= Bessarion II of Larissa =

Bessarion II (Βησσαρίων Β΄, ) was a metropolitan bishop of Larissa and a saint of the Eastern Orthodox Church.

He was born Vasileios Tsigaridas (Βασίλειος Τσιγαρίδας) or Ganas (Γκανάς), in the village of Porta. His family had a tradition of monasticism, and at the age of 10 he became a novice monk to the Metropolitan of Larissa Mark. He advanced rapidly, being consecrated a deacon, a presbyter, and at age 20 he was appointed bishop of the Thessalian villages of Domeniko and Elassona. However, his very youth caused the local inhabitants to reject him, so that he returned to serve alongside Metropolitan Mark for four more years, before being appointed exarch of the bishopric of Stagoi. Finally, in 1526/7, when Mark died, he succeeded him as Metropolitan of Larissa with the support of both the local clergy and the people. For two years, he remained as locum tenens of Stagoi as well.
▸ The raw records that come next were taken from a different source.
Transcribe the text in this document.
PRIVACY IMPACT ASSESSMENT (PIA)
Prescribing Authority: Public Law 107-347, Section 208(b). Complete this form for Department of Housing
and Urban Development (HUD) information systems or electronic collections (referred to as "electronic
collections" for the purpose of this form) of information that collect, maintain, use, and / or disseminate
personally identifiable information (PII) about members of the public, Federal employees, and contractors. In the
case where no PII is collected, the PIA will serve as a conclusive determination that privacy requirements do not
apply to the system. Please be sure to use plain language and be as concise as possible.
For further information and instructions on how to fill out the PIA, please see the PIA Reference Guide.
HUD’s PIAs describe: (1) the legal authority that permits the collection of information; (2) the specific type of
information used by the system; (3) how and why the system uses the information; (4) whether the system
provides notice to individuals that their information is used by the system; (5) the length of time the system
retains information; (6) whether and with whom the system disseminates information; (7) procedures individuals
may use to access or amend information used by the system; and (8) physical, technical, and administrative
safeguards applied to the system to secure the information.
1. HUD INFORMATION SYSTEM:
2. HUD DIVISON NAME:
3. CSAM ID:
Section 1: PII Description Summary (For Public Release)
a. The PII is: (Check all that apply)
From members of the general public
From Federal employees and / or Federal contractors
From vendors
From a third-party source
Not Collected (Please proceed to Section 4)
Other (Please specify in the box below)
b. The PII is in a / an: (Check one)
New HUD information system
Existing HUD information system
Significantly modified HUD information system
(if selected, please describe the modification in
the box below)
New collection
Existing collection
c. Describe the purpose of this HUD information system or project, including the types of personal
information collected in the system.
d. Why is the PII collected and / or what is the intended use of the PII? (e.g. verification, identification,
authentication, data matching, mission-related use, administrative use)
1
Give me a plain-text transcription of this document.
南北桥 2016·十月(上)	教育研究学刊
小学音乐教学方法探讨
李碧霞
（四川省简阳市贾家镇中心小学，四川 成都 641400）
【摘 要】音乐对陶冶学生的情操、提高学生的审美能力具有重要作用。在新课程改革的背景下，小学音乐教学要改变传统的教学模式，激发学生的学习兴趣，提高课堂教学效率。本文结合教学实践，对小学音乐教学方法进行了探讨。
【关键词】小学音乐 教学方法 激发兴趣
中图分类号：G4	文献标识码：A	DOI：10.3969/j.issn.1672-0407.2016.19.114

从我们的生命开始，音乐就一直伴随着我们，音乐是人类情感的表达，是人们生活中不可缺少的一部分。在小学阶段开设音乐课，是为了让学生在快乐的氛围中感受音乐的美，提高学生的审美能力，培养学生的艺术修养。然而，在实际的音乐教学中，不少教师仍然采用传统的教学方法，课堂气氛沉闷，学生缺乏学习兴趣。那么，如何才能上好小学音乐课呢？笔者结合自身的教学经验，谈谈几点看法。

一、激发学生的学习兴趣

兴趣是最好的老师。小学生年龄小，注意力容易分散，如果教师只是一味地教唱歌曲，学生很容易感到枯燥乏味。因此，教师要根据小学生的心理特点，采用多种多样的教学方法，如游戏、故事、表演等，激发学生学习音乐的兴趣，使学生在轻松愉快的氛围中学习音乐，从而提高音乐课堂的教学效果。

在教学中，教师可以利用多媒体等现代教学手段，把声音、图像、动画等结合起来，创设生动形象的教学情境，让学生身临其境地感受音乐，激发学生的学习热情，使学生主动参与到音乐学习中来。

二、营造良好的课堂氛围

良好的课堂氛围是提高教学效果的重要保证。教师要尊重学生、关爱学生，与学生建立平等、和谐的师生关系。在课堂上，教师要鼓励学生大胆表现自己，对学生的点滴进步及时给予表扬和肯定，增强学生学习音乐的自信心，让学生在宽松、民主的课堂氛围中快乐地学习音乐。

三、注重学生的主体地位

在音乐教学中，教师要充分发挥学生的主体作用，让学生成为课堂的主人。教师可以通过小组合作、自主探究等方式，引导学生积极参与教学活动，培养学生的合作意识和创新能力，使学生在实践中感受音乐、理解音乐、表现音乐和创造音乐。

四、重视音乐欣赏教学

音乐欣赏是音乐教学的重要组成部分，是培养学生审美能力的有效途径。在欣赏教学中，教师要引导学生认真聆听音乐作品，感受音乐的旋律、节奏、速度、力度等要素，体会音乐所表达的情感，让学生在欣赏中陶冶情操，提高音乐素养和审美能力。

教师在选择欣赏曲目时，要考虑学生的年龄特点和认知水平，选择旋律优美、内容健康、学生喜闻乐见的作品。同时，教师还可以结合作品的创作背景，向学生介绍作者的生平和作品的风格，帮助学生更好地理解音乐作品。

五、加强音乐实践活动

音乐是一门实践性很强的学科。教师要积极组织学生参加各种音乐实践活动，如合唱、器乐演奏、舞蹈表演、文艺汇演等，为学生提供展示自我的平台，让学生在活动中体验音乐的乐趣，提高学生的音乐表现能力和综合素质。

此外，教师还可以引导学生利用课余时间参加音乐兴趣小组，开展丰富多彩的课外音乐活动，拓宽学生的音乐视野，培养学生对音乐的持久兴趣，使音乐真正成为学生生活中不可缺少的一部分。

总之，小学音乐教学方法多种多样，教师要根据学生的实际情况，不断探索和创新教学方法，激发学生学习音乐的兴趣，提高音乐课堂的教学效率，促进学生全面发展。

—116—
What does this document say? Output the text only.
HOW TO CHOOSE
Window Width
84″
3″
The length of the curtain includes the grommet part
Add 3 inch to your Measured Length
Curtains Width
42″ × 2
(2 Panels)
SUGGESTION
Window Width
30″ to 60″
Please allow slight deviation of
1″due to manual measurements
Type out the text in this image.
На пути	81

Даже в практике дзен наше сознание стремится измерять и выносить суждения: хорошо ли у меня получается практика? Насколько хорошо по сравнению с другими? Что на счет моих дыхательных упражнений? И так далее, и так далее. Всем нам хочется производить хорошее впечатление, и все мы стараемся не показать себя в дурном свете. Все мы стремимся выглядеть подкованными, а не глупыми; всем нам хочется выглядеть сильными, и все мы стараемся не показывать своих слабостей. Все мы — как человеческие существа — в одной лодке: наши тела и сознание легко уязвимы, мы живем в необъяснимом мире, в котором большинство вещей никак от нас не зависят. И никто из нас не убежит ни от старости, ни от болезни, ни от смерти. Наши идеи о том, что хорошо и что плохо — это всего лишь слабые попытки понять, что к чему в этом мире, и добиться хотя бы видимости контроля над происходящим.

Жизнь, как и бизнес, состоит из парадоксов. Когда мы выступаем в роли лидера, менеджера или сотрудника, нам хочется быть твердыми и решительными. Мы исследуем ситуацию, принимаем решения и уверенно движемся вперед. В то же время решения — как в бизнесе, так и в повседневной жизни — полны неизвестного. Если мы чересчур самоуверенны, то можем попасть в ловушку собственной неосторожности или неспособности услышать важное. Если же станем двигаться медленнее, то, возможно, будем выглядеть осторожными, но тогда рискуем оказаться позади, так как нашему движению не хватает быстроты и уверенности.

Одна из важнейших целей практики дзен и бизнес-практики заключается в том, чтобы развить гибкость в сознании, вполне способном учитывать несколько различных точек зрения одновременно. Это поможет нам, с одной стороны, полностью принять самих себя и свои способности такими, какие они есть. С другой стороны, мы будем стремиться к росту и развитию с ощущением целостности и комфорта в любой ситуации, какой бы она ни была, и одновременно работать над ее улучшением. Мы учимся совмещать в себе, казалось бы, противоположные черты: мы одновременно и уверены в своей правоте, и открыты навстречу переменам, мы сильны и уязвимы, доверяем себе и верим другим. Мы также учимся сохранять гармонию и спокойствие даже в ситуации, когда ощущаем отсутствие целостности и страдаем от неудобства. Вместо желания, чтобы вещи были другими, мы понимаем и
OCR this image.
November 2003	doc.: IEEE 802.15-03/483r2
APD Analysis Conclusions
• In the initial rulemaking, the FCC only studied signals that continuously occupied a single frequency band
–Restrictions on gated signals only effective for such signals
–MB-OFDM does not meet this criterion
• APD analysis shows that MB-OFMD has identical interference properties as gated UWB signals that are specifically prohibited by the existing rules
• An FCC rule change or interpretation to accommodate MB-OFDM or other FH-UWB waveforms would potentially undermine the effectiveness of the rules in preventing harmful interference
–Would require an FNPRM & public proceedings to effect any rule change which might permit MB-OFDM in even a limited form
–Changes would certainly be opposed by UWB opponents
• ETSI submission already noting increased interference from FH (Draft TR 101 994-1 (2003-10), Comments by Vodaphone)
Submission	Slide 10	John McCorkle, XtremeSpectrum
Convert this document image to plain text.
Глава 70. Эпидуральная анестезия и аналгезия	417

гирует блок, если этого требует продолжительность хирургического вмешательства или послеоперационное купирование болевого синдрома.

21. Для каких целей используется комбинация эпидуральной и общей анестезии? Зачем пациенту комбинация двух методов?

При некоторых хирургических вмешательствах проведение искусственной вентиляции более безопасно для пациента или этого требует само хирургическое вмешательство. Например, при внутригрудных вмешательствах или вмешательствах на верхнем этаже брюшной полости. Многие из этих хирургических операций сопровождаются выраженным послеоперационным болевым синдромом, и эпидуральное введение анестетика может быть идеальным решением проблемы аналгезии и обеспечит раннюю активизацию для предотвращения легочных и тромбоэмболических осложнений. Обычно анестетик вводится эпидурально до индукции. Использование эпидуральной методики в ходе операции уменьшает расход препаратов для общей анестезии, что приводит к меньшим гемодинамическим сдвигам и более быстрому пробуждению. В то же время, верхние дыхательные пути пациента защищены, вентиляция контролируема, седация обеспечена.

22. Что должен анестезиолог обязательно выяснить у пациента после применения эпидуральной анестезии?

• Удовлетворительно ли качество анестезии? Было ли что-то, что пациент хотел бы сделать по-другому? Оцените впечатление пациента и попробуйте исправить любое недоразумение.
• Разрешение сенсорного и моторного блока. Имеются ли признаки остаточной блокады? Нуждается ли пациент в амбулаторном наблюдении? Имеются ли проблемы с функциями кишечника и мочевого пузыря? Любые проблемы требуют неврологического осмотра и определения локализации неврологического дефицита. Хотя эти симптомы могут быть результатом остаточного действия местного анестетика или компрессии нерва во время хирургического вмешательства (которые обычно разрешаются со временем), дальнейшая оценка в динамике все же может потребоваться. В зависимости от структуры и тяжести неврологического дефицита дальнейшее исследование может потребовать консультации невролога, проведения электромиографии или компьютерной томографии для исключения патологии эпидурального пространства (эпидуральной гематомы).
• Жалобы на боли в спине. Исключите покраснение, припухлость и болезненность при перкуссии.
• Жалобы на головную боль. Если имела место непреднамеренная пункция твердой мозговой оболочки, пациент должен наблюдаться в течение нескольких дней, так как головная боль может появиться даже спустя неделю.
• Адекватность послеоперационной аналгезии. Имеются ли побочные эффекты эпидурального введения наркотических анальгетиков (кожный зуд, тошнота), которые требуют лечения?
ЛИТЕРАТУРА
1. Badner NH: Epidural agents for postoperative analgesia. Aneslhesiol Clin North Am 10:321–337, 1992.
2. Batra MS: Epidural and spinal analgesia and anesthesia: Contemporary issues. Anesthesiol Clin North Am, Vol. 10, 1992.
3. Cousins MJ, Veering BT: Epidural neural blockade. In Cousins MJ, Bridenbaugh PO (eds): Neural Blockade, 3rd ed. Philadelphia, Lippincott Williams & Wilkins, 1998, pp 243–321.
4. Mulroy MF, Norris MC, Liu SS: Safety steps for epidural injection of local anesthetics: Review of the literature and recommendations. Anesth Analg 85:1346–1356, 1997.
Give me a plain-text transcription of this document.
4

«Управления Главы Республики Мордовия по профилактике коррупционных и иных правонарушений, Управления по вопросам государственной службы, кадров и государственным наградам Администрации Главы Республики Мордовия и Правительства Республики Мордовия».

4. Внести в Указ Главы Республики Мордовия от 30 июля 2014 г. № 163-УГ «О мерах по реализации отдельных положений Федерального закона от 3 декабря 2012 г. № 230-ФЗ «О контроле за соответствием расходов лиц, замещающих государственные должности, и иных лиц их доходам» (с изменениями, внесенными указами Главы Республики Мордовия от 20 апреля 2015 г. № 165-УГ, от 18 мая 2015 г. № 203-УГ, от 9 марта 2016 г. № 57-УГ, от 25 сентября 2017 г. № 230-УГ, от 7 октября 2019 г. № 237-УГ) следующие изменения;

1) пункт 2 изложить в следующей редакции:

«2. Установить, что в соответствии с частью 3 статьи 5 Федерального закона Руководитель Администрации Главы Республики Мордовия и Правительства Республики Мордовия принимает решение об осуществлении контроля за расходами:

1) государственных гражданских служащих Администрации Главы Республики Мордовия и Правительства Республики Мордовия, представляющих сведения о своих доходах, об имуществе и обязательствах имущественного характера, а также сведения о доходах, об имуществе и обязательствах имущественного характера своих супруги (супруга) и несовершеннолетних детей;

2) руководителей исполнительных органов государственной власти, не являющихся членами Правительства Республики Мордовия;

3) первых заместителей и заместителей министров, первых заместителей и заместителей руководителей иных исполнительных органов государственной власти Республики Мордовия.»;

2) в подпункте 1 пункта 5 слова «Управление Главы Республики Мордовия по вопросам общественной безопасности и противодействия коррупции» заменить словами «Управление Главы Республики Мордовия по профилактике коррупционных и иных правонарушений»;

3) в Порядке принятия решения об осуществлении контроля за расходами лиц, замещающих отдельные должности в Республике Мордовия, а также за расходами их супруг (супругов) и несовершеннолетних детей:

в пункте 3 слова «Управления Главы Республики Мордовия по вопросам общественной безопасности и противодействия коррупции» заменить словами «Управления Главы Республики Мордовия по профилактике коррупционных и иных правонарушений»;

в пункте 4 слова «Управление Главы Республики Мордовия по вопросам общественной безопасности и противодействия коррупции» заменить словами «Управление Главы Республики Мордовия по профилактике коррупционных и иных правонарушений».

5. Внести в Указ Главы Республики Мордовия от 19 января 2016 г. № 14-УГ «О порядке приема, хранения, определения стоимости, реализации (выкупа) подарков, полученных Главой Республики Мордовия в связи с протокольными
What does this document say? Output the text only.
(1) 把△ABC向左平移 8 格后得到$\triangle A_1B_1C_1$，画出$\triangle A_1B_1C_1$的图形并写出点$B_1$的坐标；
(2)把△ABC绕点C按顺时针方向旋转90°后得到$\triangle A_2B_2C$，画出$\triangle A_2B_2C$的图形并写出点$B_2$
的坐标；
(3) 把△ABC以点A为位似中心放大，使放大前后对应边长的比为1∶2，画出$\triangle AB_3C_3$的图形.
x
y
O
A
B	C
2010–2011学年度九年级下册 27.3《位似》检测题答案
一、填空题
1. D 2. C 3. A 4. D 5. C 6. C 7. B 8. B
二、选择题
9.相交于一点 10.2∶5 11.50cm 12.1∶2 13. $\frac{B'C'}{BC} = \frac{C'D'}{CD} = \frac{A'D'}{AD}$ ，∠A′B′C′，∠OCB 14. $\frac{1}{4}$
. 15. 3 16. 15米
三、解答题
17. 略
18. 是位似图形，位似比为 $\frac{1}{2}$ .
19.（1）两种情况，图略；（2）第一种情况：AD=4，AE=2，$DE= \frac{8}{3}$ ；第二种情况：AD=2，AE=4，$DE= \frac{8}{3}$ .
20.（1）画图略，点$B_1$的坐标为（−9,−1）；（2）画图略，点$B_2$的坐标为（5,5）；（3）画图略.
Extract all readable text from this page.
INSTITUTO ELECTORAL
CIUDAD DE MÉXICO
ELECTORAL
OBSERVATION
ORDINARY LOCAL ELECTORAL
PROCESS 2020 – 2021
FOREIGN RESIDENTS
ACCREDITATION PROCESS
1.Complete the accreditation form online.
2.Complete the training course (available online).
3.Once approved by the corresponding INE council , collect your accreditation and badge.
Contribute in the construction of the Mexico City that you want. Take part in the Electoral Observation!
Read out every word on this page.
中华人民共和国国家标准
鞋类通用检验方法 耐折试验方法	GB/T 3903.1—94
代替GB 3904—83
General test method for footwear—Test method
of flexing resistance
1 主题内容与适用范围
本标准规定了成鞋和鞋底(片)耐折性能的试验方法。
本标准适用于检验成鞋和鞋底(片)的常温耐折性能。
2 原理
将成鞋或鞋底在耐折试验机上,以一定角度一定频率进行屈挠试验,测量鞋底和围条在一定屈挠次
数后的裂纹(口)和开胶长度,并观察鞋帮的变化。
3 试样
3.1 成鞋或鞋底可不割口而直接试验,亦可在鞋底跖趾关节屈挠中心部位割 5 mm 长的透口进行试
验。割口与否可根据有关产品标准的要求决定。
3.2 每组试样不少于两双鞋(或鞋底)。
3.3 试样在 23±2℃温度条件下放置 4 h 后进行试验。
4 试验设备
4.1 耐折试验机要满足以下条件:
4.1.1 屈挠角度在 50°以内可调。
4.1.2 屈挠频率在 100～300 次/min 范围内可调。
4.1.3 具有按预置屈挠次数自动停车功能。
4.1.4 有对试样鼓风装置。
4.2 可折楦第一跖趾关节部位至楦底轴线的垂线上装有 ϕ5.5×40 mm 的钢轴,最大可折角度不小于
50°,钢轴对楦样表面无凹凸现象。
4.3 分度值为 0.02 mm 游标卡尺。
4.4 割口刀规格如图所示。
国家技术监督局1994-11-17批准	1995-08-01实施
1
His tenure was marked by important social and charitable work, particularly with the construction of the Korakou and Portaikos bridges. Along with his brother Ignatius, who was the Bishop of Kappoua and Fanari, he re-founded the Dousikou Monastery. The katholikon founded by Bessarion was later replaced by another, still surviving one, by his nephew, Metropolitan Neophytus II of Larissa.

He died on 13 September 1540 and was buried in the Church of St. Nicholas in the village of Agios Vissarion, which now bears his name. His head is preserved in the Dousikou Monastery as a relic.